Mai TONG Yang




portfolio samples


Born in a refugee camp and raised in Saint Paul, MN, Mai Tong Yang is captivated by the movement and natural lines around her. She is interested in producing beautiful works that deliver messages about identity, heritage, and stories. Mai primarily enjoys portraiture but plans to focus more on fashion photography with an emphasis on texture, movement, and details. Mai has produced digital work in event, product, and portraiture photography.


Artist statement

INTRINSIC depicts the timelessness and natural beauty of Hmong fashion. Here, historical pieces from the Center for Hmong Studies and personal items, have been styled with modern day wear.

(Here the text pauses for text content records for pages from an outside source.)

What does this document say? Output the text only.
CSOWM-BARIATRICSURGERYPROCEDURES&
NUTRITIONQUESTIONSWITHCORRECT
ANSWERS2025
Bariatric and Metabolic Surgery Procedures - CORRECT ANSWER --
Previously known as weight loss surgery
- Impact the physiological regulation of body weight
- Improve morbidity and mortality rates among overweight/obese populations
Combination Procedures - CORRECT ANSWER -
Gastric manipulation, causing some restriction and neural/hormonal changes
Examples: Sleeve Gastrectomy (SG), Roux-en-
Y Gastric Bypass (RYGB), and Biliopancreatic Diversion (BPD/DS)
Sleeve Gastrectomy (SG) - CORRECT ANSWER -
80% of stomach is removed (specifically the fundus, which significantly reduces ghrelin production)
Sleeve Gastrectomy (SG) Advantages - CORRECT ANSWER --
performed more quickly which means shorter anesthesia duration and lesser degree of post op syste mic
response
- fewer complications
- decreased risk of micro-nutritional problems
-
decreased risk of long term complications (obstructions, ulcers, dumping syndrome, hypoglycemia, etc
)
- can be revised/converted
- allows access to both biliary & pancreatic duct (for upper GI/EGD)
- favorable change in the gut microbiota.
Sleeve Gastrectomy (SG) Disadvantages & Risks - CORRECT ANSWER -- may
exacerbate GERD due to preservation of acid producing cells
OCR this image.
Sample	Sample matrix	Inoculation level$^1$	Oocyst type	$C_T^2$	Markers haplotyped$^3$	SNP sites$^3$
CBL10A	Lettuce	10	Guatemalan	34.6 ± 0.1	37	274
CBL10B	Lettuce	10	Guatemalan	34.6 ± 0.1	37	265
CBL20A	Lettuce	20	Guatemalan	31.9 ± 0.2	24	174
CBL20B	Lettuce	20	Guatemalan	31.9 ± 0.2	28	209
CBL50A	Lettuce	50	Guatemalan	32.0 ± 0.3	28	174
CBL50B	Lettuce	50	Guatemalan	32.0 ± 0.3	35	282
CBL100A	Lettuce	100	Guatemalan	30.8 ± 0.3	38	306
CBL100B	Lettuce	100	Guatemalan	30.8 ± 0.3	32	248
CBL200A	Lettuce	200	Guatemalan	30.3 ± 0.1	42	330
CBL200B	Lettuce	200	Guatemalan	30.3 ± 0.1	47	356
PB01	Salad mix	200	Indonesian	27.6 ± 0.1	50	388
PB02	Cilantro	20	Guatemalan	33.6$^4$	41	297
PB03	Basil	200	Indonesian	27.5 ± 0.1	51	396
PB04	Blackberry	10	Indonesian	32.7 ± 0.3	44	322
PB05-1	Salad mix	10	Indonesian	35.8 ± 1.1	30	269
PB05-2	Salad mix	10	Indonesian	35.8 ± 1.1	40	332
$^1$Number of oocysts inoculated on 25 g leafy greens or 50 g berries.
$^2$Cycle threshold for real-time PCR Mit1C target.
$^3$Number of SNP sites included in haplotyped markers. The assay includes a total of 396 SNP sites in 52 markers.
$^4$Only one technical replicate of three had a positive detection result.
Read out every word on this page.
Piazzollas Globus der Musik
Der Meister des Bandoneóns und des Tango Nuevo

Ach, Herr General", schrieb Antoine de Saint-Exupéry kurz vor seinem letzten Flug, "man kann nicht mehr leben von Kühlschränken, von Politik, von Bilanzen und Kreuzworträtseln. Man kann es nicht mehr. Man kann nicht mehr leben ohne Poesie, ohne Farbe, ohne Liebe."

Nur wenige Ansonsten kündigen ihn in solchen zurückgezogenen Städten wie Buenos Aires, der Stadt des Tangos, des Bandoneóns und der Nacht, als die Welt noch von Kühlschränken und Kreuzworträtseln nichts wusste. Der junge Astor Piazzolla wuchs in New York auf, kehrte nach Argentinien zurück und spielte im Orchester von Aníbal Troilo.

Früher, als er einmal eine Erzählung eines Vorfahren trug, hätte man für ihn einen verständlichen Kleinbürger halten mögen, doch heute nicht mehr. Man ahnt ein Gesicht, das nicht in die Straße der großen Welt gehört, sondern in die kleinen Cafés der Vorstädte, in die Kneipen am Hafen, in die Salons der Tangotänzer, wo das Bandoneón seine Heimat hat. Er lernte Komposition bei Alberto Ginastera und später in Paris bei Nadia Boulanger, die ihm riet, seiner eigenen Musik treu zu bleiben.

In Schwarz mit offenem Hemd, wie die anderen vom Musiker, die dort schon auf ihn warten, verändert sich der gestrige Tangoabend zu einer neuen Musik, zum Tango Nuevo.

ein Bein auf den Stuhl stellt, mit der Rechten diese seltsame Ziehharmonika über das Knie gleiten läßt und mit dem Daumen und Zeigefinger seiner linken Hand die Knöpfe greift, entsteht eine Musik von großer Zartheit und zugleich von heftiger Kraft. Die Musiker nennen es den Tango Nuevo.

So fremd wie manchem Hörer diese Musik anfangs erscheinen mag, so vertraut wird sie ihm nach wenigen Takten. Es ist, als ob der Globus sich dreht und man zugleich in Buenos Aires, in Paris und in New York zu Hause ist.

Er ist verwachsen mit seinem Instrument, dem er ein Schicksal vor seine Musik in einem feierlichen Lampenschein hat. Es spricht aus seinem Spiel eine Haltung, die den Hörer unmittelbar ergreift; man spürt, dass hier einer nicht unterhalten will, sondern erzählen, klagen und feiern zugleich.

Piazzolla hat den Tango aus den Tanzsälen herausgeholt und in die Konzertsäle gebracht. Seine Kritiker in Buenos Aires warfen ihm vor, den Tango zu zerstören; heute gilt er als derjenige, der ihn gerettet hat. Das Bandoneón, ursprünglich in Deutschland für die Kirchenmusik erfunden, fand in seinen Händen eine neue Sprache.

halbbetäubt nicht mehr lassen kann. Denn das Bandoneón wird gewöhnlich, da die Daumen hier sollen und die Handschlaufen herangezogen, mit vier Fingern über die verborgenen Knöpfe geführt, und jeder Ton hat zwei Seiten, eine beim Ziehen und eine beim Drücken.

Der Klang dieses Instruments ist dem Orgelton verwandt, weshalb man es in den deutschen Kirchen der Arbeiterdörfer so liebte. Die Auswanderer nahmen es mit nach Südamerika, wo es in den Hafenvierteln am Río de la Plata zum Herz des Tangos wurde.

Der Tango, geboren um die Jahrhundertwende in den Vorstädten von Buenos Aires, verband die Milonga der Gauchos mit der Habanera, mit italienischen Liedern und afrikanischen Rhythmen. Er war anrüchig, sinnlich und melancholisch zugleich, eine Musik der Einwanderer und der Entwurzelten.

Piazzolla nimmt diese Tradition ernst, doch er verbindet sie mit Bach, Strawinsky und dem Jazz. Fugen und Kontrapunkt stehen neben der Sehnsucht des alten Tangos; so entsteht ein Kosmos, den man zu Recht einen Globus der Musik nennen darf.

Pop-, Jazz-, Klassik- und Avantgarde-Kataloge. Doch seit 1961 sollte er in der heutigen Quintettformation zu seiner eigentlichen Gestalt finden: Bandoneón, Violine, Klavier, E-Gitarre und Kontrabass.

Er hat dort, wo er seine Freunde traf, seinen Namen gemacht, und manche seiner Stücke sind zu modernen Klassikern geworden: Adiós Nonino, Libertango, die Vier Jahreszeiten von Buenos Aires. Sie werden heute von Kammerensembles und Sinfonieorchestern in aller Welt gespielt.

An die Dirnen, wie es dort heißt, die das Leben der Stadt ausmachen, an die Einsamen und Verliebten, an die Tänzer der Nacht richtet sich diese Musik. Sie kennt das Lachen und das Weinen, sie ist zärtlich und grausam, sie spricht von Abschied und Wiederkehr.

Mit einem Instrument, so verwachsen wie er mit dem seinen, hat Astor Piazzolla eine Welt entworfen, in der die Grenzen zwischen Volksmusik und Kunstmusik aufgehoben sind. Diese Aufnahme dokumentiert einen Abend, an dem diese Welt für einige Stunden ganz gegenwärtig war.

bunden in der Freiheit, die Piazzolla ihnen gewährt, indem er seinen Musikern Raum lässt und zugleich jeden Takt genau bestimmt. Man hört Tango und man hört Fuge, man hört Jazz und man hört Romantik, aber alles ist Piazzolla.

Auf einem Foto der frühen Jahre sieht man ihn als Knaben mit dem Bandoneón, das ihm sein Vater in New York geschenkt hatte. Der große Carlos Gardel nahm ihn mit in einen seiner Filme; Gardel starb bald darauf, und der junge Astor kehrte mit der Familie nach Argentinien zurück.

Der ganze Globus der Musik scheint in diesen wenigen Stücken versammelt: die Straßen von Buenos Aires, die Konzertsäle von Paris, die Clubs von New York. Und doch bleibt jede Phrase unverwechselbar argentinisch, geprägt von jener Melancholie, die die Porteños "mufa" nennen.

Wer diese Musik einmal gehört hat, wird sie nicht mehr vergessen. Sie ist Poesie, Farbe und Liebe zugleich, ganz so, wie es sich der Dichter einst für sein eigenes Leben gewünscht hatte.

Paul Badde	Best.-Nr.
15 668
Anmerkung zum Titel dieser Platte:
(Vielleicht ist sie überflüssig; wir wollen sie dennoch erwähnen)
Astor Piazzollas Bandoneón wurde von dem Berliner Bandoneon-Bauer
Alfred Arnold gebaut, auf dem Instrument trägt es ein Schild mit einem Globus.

These images were created to pay tribute and appreciation to the artistry of Hmong and Miao traditional wear and jewelry. I approached this concept with my own heritage and captivation for fashion, style, and culture in mind. Despite this seemingly selfish approach, I do believe that many individuals will feel the same after seeing the vibrancy and intricacy of each item. Although clothing and accessories were painstakingly selected, I went in without much of a plan aside from the idea that I wanted to create something real, a self-representation of Hmong/Miao fashion without the appropriation of textiles, prints, or jewelry.

To me, Hmong/Miao clothing and jewelry are so stunning on their own, I wanted the presence of the item itself to direct the results so my assistant and I improvised as we worked on each outfit. We wanted the focus to be on the clothing but also to enhance them, thus, I chose to minimize everything else; light, props, makeup, etc. Mainstream fashion has often borrowed, stolen, and been inspired by ethnic wear. This can be seen in a BCBG Max Azria campaign, in I-D Magazine covers and Mainland China magazines and runways, “Aztec” print scarves or bags in Target with pompoms and heavy floral embroidery. INTRINSIC breaks down Hmong/Miao outfits as well as modern everyday clothing and reutilizes them to represent our heritage in an authentic way; Hmong and American.



Right now I struggle because I don't have the right resources. I can’t bring myself to claim the title of ‘artist’ and so it makes it hard for me to network or find time and money to better myself.  Obviously, practice, and the opportunity to  structure my time and tasks at developing my artistry would help a lot.  Also having a  schedule and deadlines would help me learn better and would hold me accountable.